Les coscénaristes ont construit la dynamique de leur intrigue sur une fuite en avant, passant d’un mystère à une énigme, et apportant une réponse complète ou partielle à un mystère précédent. Cette dynamique incite le lecteur à s’interroger en même temps que les lecteurs sur le sens à donner à tel ou tel événement, à telle ou telle découverte. Par exemple, il a encore en tête le dinosaure du tome un, la sphère flottante du tome deux, les petits humanoïdes gris des tomes deux et quatre, ou encore les amérindiens. Les auteurs donnent une explication sur la présence de ces derniers, mais sans détailler comment ils ont survécu pendant aussi longtemps depuis leur enlèvement. Le dinosaure, la sphère et les petits gris ne sont pas mentionnés, aucune explication n’est donnée à leur sujet. En fait, Jenny Goldman indique explicitement qu’elle regrette de ne pas pouvoir poser plus de question à l’extraterrestre survivant, car il subsiste beaucoup de questions sans réponse. Le lecteur prend cette remarque avec un grain de sel, car lui aussi aurait bien aimé avoir une réponse auxdites questions. Son esprit critique et analytique étant en échauffé, il se pose également d’autres questions. Comment les deux intrus en scaphandre ont-ils pu rejoindre le vaisseau-monde ? Comment l’ont-ils localisé ? Quelle est leur origine réelle, car ils ne sont pas constitués de tentacules, ni d’origine amérindienne ? Tout aussi gênant, quel est l’avenir du vaisseau-monde ? Dans le tome précédent, le gouverneur Korolev énonçait à haute voix qu’il était à bout de course, et là, plus personne ne semble s’en préoccuper…
Cette série arrive à son terme, avec une narration visuelle toujours aussi solide et bien pensée pour donner à voir ces environnements de science-fiction, avec une consistance remarquable. Peut-être plus que dans les autres tomes, la direction d’acteurs apporte l’épaisseur émotionnelle et personnelle attendue pour les protagonistes. Les coscénaristes prennent grand soin de mener leur intrigue principale à son terme, pour apporter une fin satisfaisante. Dans le même temps, ils semblent laisser derrière eux un certain nombre de mystères qui ne trouvent pas d’explication, ce qui génère une frustration plus ou moins gênante pour le lecteur en fonction qu’il s’agisse de détails secondaires, ou bien d’un élément central dans l’intrigue.
il s’agit d’une histoire complète, se terminant dans le présent tome. - Une série de cinq tomes, expédiée comme ça, en l'espace de quelques semaines. Chapeau bas !
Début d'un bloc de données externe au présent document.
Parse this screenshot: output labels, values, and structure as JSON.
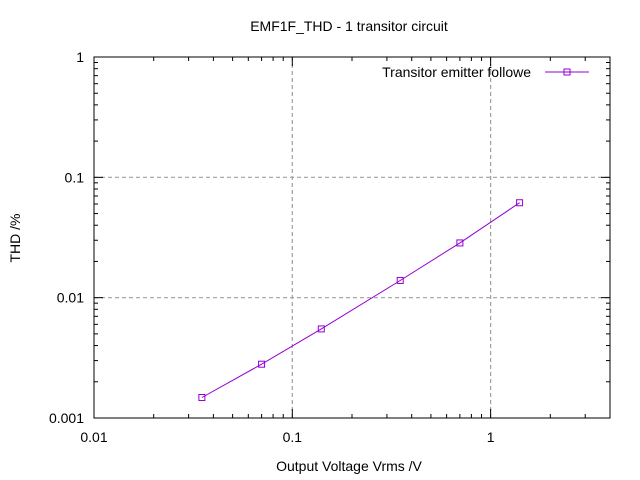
{
  "chart_data": {
    "type": "line",
    "title": "EMF1F_THD - 1 transitor circuit",
    "xlabel": "Output Voltage Vrms /V",
    "ylabel": "THD /%",
    "xscale": "log",
    "yscale": "log",
    "xlim": [
      0.01,
      4
    ],
    "ylim": [
      0.001,
      1
    ],
    "x_ticks": [
      0.01,
      0.1,
      1
    ],
    "y_ticks": [
      0.001,
      0.01,
      0.1,
      1
    ],
    "x_tick_labels": [
      "0.01",
      "0.1",
      "1"
    ],
    "y_tick_labels": [
      "0.001",
      "0.01",
      "0.1",
      "1"
    ],
    "grid": true,
    "legend_position": "top-right",
    "series": [
      {
        "name": "Transitor emitter followe",
        "color": "#9400d3",
        "marker": "square",
        "x": [
          0.035,
          0.07,
          0.14,
          0.35,
          0.7,
          1.4
        ],
        "y": [
          0.00148,
          0.0028,
          0.0055,
          0.0139,
          0.0285,
          0.0615
        ]
      }
    ]
  }
}
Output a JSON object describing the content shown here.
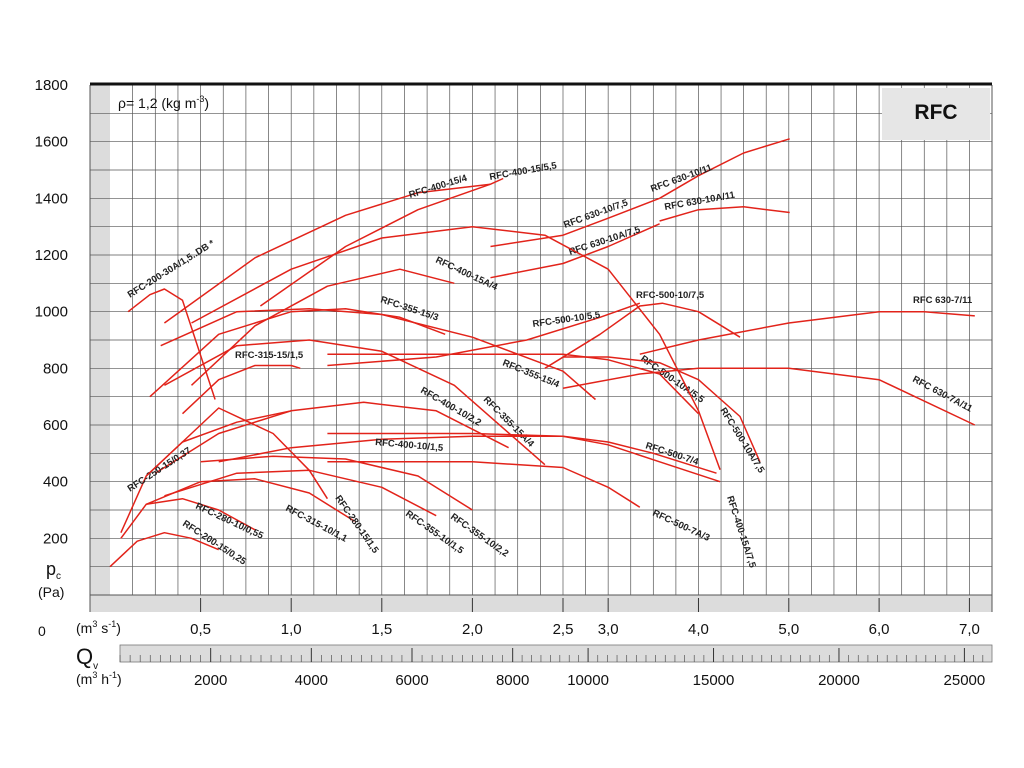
{
  "chart_data": {
    "type": "line",
    "title": "RFC",
    "density_label": {
      "text": "ρ= 1,2 (kg m",
      "sup": "-3",
      "end": ")"
    },
    "y_label": {
      "main": "p",
      "sub": "c",
      "unit": "(Pa)"
    },
    "origin_label": "0",
    "x_label": {
      "a": "(m",
      "b": "3",
      "c": " s",
      "d": "-1",
      "e": ")"
    },
    "x2_label": {
      "main": "Q",
      "sub": "v",
      "a": "(m",
      "b": "3",
      "c": " h",
      "d": "-1",
      "e": ")"
    },
    "xlim": [
      0,
      7.25
    ],
    "x_break": 2.5,
    "xticks": [
      {
        "value": 0.5,
        "label": "0,5"
      },
      {
        "value": 1.0,
        "label": "1,0"
      },
      {
        "value": 1.5,
        "label": "1,5"
      },
      {
        "value": 2.0,
        "label": "2,0"
      },
      {
        "value": 2.5,
        "label": "2,5"
      },
      {
        "value": 3.0,
        "label": "3,0"
      },
      {
        "value": 4.0,
        "label": "4,0"
      },
      {
        "value": 5.0,
        "label": "5,0"
      },
      {
        "value": 6.0,
        "label": "6,0"
      },
      {
        "value": 7.0,
        "label": "7,0"
      }
    ],
    "x2_per_x": 3600,
    "x2ticks": [
      2000,
      4000,
      6000,
      8000,
      10000,
      15000,
      20000,
      25000
    ],
    "ylim": [
      0,
      1800
    ],
    "yticks": [
      200,
      400,
      600,
      800,
      1000,
      1200,
      1400,
      1600,
      1800
    ],
    "grid": true,
    "series": [
      {
        "name": "RFC-200-30A/1,5..DB *",
        "color": "#e2231a",
        "x": [
          0.1,
          0.22,
          0.3,
          0.4,
          0.58
        ],
        "values": [
          1000,
          1060,
          1080,
          1040,
          690
        ]
      },
      {
        "name": "RFC-400-15/4",
        "color": "#e2231a",
        "x": [
          0.3,
          0.8,
          1.3,
          1.7,
          2.1
        ],
        "values": [
          960,
          1190,
          1340,
          1420,
          1450
        ]
      },
      {
        "name": "RFC-400-15/5,5",
        "color": "#e2231a",
        "x": [
          0.83,
          1.3,
          1.7,
          2.1,
          2.17
        ],
        "values": [
          1020,
          1230,
          1360,
          1450,
          1470
        ]
      },
      {
        "name": "RFC 630-10/7,5",
        "color": "#e2231a",
        "x": [
          2.1,
          2.5,
          3.0,
          3.57
        ],
        "values": [
          1230,
          1270,
          1330,
          1400
        ]
      },
      {
        "name": "RFC 630-10/11",
        "color": "#e2231a",
        "x": [
          3.57,
          4.0,
          4.5,
          5.01
        ],
        "values": [
          1400,
          1480,
          1560,
          1610
        ]
      },
      {
        "name": "RFC 630-10A/11",
        "color": "#e2231a",
        "x": [
          3.57,
          4.0,
          4.5,
          5.01
        ],
        "values": [
          1320,
          1360,
          1370,
          1350
        ]
      },
      {
        "name": "RFC 630-10A/7,5",
        "color": "#e2231a",
        "x": [
          2.1,
          2.5,
          3.0,
          3.57
        ],
        "values": [
          1120,
          1170,
          1230,
          1310
        ]
      },
      {
        "name": "RFC-400-15A/4",
        "color": "#e2231a",
        "x": [
          0.45,
          0.8,
          1.2,
          1.6,
          1.9
        ],
        "values": [
          740,
          950,
          1090,
          1150,
          1100
        ]
      },
      {
        "name": "RFC-355-15/3",
        "color": "#e2231a",
        "x": [
          0.22,
          0.6,
          1.0,
          1.3,
          1.6,
          1.85
        ],
        "values": [
          700,
          920,
          1000,
          1010,
          980,
          920
        ]
      },
      {
        "name": "RFC-500-10/5,5",
        "color": "#e2231a",
        "x": [
          1.2,
          1.8,
          2.3,
          2.91,
          3.35
        ],
        "values": [
          810,
          840,
          900,
          980,
          1030
        ]
      },
      {
        "name": "RFC-500-10/7,5",
        "color": "#e2231a",
        "x": [
          2.4,
          2.91,
          3.35,
          3.6,
          4.0,
          4.46
        ],
        "values": [
          800,
          920,
          1020,
          1030,
          1000,
          910
        ]
      },
      {
        "name": "RFC 630-7/11",
        "color": "#e2231a",
        "x": [
          3.35,
          4.0,
          5.0,
          6.0,
          6.5,
          7.06
        ],
        "values": [
          850,
          900,
          960,
          1000,
          1000,
          985
        ]
      },
      {
        "name": "RFC-315-15/1,5",
        "color": "#e2231a",
        "x": [
          0.4,
          0.6,
          0.8,
          1.0,
          1.05
        ],
        "values": [
          640,
          760,
          810,
          810,
          800
        ]
      },
      {
        "name": "RFC-355-15/4",
        "color": "#e2231a",
        "x": [
          0.28,
          0.7,
          1.1,
          1.5,
          2.0,
          2.5,
          2.86
        ],
        "values": [
          880,
          1000,
          1010,
          990,
          910,
          790,
          690
        ]
      },
      {
        "name": "RFC-500-10A/5,5",
        "color": "#e2231a",
        "x": [
          1.2,
          2.0,
          2.5,
          3.0,
          3.57,
          4.0
        ],
        "values": [
          850,
          850,
          850,
          830,
          780,
          640
        ]
      },
      {
        "name": "RFC 630-7A/11",
        "color": "#e2231a",
        "x": [
          2.5,
          3.35,
          4.0,
          5.0,
          6.0,
          7.06
        ],
        "values": [
          730,
          780,
          800,
          800,
          760,
          600
        ]
      },
      {
        "name": "RFC-400-10/2,2",
        "color": "#e2231a",
        "x": [
          0.25,
          0.6,
          1.0,
          1.4,
          1.8,
          2.2
        ],
        "values": [
          430,
          570,
          650,
          680,
          650,
          520
        ]
      },
      {
        "name": "RFC-355-15A/4",
        "color": "#e2231a",
        "x": [
          0.3,
          0.7,
          1.1,
          1.5,
          1.9,
          2.4
        ],
        "values": [
          740,
          880,
          900,
          860,
          740,
          460
        ]
      },
      {
        "name": "RFC-500-10A/7,5",
        "color": "#e2231a",
        "x": [
          2.5,
          3.0,
          3.57,
          4.0,
          4.46,
          4.68
        ],
        "values": [
          840,
          840,
          820,
          760,
          630,
          470
        ]
      },
      {
        "name": "RFC-400-10/1,5",
        "color": "#e2231a",
        "x": [
          0.6,
          1.0,
          1.5,
          2.0,
          2.5,
          3.0,
          3.5,
          4.2
        ],
        "values": [
          470,
          520,
          550,
          560,
          560,
          540,
          500,
          430
        ]
      },
      {
        "name": "RFC-250-15/0,37",
        "color": "#e2231a",
        "x": [
          0.06,
          0.2,
          0.4,
          0.7,
          1.0
        ],
        "values": [
          220,
          420,
          540,
          610,
          650
        ]
      },
      {
        "name": "RFC-500-7/4",
        "color": "#e2231a",
        "x": [
          1.2,
          2.0,
          2.5,
          3.0,
          3.57,
          4.24
        ],
        "values": [
          570,
          570,
          560,
          530,
          470,
          400
        ]
      },
      {
        "name": "RFC-400-15A/7,5",
        "color": "#e2231a",
        "x": [
          0.45,
          1.0,
          1.5,
          2.0,
          2.4,
          3.0,
          3.57,
          4.0,
          4.24
        ],
        "values": [
          960,
          1150,
          1260,
          1300,
          1270,
          1150,
          920,
          650,
          442
        ]
      },
      {
        "name": "RFC-280-10/0,55",
        "color": "#e2231a",
        "x": [
          0.06,
          0.2,
          0.4,
          0.6,
          0.8
        ],
        "values": [
          200,
          320,
          340,
          300,
          230
        ]
      },
      {
        "name": "RFC-200-15/0,25",
        "color": "#e2231a",
        "x": [
          0.0,
          0.15,
          0.3,
          0.45,
          0.6
        ],
        "values": [
          100,
          190,
          220,
          200,
          160
        ]
      },
      {
        "name": "RFC-315-10/1,1",
        "color": "#e2231a",
        "x": [
          0.2,
          0.5,
          0.8,
          1.1,
          1.35
        ],
        "values": [
          320,
          400,
          410,
          360,
          260
        ]
      },
      {
        "name": "RFC-280-15/1,5",
        "color": "#e2231a",
        "x": [
          0.2,
          0.6,
          0.9,
          1.1,
          1.2
        ],
        "values": [
          420,
          660,
          570,
          440,
          340
        ]
      },
      {
        "name": "RFC-355-10/1,5",
        "color": "#e2231a",
        "x": [
          0.3,
          0.7,
          1.1,
          1.5,
          1.8
        ],
        "values": [
          350,
          430,
          440,
          380,
          280
        ]
      },
      {
        "name": "RFC-355-10/2,2",
        "color": "#e2231a",
        "x": [
          0.5,
          0.9,
          1.3,
          1.7,
          2.0
        ],
        "values": [
          470,
          490,
          480,
          420,
          300
        ]
      },
      {
        "name": "RFC-500-7A/3",
        "color": "#e2231a",
        "x": [
          1.2,
          2.0,
          2.5,
          3.0,
          3.35
        ],
        "values": [
          470,
          470,
          450,
          380,
          310
        ]
      }
    ]
  }
}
RépondreSupprimerLa narration visuelle comble le lecteur par sa précision, sa minutie, sa capacité à créer des environnements palpables, et à mettre en scène des êtres humains crédibles et expressifs. - Exactement. Il y a cet aspect figé, bien entendu, mais quelles planches, quand même.
Dans le même temps, ils semblent laisser derrière eux un certain nombre de mystères qui ne trouvent pas d’explication, ce qui génère une frustration - Effectivement, pour moi c'est une friction très importante, et je déteste laisser derrière moi des scènes que je n'ai pas comprises ou des éléments que j'ai ratés. En général, je ne laisse pas passer ; ça se ressent invariablement dans mes commentaires et dans la note que j'attribue à l'ouvrage en question.
Finalement, je remarque que tu conclus ta lecture sur une note plus positive que ce que tes précédents commentaires laissaient envisager.
Quand je regarde les séries dans lesquelles tu progresses régulièrement, je ne fais pas des complexes, mais presque. 5 tomes c'est très modeste comparé à Tif et Tondu, Monster, Ric Hochet, sans parler des intégrales Marvel.
SupprimerLa narration visuelle : si seulement, Janjetov pouvait disposer de bons scénaristes.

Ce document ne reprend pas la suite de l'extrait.